Nancy’s Hustle: Can a restaurant known for its burger earn a star? Let’s hope so, considering the rest of chef and co-owner Jason Vaughan’s menu, which includes regular new additions and sources from top local farms. While Michelin says its inspectors only care about the food on the plate, Nancy’s well-sourced wine list and consistently friendly service will serve it well, too.
Pappas Bros. Steakhouse: Admittedly, the guide doesn’t seem to hold steakhouses in very high regard, but if, in a nod to Texas, it were inclined to recognize one, it would be Pappas Bros. The restaurant shows respect for ingredients by doing all of its dry-aging in house. It also has the deepest wine list in Houston and some of the most polished service. Just make sure the inspectors know to add jalapeños to their potatoes au gratin and to ask for fried shrimp as a supplement to their steak orders.
Eyes on 2025
This year has been such a dynamic time for new restaurants that a few places are simply too new to be in the conversation for stars this year. They include:
- Ishtia, the new Native-inspired tasting menu concept from Eculent chef David Skinner.
- The Marigold Club: Goodnight Hospitality’s ode to Mayfair London.

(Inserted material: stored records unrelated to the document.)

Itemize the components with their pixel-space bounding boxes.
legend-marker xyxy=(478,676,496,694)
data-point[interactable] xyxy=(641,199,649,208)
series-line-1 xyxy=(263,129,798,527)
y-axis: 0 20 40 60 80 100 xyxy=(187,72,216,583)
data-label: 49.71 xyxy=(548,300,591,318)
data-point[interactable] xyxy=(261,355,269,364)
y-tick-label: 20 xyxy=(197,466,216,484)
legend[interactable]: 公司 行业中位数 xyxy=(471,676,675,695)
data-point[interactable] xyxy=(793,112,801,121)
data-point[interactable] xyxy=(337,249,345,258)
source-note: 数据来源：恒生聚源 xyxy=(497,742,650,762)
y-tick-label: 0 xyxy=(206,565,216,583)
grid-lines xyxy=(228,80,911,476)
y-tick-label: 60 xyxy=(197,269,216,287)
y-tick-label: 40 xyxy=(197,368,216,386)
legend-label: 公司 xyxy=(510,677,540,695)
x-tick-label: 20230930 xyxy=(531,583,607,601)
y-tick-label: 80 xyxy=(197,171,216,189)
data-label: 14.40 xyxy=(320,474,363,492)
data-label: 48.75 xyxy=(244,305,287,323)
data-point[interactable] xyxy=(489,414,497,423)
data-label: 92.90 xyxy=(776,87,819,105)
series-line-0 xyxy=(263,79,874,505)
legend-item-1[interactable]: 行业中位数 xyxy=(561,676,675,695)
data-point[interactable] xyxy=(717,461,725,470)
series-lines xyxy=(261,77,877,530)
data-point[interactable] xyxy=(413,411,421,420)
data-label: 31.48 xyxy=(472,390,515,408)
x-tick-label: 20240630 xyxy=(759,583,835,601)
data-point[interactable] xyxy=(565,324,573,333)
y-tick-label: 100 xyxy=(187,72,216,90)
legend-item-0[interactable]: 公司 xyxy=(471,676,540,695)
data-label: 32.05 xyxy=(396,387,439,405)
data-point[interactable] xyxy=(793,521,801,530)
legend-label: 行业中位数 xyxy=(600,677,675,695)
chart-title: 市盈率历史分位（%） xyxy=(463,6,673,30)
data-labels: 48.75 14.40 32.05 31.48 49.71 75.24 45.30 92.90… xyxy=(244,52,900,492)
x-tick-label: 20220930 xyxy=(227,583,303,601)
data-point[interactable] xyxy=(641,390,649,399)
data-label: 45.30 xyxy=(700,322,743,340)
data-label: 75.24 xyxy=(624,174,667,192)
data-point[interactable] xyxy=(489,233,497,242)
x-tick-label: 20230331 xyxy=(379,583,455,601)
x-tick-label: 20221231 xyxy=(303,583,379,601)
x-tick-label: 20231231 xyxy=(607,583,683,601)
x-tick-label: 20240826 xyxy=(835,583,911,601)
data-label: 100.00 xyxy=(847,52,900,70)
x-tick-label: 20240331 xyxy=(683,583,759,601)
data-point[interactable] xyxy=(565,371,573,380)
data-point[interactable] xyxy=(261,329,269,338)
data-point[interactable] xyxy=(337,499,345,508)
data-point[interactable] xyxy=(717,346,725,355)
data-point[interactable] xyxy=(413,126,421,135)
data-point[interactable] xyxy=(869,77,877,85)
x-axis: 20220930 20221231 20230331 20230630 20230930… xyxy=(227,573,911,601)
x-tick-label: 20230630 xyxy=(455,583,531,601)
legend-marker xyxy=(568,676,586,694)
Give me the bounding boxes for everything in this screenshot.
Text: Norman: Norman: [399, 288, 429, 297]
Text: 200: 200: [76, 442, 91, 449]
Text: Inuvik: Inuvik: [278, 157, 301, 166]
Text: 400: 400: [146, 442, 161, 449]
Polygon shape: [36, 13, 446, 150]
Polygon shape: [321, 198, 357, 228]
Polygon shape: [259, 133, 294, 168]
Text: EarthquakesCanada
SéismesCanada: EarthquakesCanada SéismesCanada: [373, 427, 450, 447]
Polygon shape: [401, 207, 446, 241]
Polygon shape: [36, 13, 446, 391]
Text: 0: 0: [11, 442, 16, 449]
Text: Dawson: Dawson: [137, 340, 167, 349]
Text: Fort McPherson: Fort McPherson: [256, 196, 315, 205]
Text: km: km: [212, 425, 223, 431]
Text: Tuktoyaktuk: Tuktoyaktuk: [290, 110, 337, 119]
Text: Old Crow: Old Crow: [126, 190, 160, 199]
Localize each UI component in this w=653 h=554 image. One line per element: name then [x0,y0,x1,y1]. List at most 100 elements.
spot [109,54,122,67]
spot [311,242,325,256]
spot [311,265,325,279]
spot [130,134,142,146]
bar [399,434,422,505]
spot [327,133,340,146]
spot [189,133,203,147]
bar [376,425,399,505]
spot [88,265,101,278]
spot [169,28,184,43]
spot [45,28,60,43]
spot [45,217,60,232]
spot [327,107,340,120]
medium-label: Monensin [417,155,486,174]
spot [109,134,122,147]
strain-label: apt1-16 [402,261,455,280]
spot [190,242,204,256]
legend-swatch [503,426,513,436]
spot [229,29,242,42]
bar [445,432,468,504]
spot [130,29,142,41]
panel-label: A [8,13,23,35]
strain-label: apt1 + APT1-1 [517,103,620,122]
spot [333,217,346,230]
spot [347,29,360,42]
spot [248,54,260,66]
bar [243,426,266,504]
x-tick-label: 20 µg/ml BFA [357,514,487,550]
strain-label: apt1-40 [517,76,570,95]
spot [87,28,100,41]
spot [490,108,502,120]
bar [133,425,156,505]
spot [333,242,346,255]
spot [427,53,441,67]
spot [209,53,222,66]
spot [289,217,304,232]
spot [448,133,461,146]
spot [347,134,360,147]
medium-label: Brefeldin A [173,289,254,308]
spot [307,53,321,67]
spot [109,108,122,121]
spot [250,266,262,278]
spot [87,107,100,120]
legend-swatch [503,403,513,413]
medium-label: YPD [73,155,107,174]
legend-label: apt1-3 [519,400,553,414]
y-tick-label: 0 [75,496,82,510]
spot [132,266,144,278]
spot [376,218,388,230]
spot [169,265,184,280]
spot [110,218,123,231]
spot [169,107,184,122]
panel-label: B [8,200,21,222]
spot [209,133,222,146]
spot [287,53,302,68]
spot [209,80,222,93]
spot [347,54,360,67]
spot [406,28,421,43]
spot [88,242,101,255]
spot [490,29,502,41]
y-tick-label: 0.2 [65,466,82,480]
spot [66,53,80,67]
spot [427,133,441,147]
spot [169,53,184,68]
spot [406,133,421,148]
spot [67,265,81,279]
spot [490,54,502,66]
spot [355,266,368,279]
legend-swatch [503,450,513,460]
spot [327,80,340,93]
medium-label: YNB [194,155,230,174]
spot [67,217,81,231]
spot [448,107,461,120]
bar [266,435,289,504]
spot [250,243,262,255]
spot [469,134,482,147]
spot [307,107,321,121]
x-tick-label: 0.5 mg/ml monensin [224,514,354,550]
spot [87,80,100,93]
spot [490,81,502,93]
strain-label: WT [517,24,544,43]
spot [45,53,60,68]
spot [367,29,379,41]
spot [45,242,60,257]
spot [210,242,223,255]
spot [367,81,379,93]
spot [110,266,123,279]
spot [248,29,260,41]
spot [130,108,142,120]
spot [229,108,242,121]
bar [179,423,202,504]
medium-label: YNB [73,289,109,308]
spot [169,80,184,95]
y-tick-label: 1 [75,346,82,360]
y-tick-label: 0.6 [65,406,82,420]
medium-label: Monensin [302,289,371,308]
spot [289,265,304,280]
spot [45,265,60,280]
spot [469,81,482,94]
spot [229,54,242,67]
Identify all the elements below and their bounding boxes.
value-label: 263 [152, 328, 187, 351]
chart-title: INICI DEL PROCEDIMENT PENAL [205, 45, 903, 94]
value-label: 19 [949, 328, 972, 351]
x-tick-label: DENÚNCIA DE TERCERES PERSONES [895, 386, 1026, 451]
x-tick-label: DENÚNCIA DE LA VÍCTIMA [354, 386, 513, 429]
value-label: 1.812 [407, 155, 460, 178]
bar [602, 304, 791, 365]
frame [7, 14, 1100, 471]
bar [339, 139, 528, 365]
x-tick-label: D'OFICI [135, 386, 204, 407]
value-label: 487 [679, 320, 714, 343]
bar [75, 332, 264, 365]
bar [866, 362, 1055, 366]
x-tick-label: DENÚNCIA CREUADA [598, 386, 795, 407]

- Turner’s Cut: Ben Berg’s steakhouse devoted to all-out luxury.
Good luck next year.
Bib Gourmand
As for the Bib Gourmands, if Pizzana, which earned one for its Los Angeles location, is any indication of what sort of casual restaurants the guide is looking for, Houston is flush with informal, relatively affordable establishments that should look forward to awards. Can the inspectors get to all of the worthy candidates in year one? Probably not. We’ll grouse about the inevitable snubs — particularly in Chinatown and Houston's suburbs — but here are 11 that come to mind:
- Aga’s: The South Asian community’s favorite restaurant for food that tastes even better than mom’s.
- Burger-Chan: Houstonians love burgers, and an Asian-inspired burger joint that makes its own scallion aioli and sambal mayo seems distinctive enough to make the cut.
- Crawfish & Noodles: Still the gold standard for Viet-Cajun cuisine.
- Himalaya: The Ghandi District favorite has been operating at a high level for 20 years.
- Jūn: A highly personal restaurant from chefs Evelyn Garcia and Henry Liu that could also get a star.
- The Original Ninfa’s: The guide wouldn’t be doing Houston justice without at least one Tex-Mex eatery. Choosing this East End restaurant would be a good nod to the city’s history.
- Phat Eatery: The Malaysian restaurant in Katy has been delighting diners with its beef rendang, roti cannai, and other favorites.
- Pizzana: If it’s good enough to earn one in LA, why not Houston?
- Street to Kitchen: The lively Thai restaurant led by James Bead Award winner Benchawan Jabthong Painter could also be in line for a star.
- Truth BBQ: At least one barbecue joint is going to get a Bib.
- Urbe: At least one taqueria is making the list. Michelin probably plays it safe by choosing the one owned by Beard Award winner Hugo Ortega.
If none — or very few — of these predictions come true, that’s okay. Writers for this publication have a history of being spectacularly wrong.